I have a polars DataFrame for example:
>>> df = pl.DataFrame({'A': ['a', 'b', 'c', 'd'], 'B': ['app', 'nop', 'cap', 'tab']})
>>> df
shape: (4, 2)
┌─────┬─────┐
│ A ┆ B │
│ --- ┆ --- │
│ str ┆ str │
╞═════╪═════╡
│ a ┆ app │
│ b ┆ nop │
│ c ┆ cap │
│ d ┆ tab │
└─────┴─────┘
I'm trying to get a third column C
which is True
if strings in column B
starts with the strings in column A
of the same row, otherwise, False
. So in the case above, I'd expect:
┌─────┬─────┬───────┐
│ A ┆ B ┆ C │
│ --- ┆ --- ┆ --- │
│ str ┆ str ┆ bool │
╞═════╪═════╪═══════╡
│ a ┆ app ┆ true │
│ b ┆ nop ┆ false │
│ c ┆ cap ┆ true │
│ d ┆ tab ┆ false │
└─────┴─────┴───────┘
I'm aware of the df['B'].str.starts_with()
function but passing in a column yielded:
>>> df['B'].str.starts_with(pl.col('A'))
... # Some stuff here.
TypeError: argument 'sub': 'Expr' object cannot be converted to 'PyString'
What's the way to do this? In pandas, you would do:
df.apply(lambda d: d['B'].startswith(d['A']), axis=1)
Expression support was added for .str.starts_with()
in pull/6355 as part of the Polars 0.15.17 release.
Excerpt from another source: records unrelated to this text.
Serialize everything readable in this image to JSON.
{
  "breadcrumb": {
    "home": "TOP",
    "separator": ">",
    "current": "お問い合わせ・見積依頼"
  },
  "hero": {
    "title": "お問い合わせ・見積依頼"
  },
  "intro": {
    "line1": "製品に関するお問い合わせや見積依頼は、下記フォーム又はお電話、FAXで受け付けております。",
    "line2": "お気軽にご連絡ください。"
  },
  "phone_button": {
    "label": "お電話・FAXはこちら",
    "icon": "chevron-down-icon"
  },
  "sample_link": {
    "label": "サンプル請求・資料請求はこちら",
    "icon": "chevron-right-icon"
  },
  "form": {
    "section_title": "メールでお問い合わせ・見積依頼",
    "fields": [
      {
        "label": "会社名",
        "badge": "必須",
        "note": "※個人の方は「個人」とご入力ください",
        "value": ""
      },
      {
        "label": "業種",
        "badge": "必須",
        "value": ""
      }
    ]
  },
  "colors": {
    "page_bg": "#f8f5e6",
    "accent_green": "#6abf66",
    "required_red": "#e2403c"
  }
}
df.with_columns(pl.col("B").str.starts_with(pl.col("A")).alias("C"))
shape: (4, 3)
┌─────┬─────┬───────┐
│ A | B | C │
│ --- | --- | --- │
│ str | str | bool │
╞═════╪═════╪═══════╡
│ a | app | true │
│ b | nop | false │
│ c | cap | true │
│ d | tab | false │
└─────┴─────┴───────┘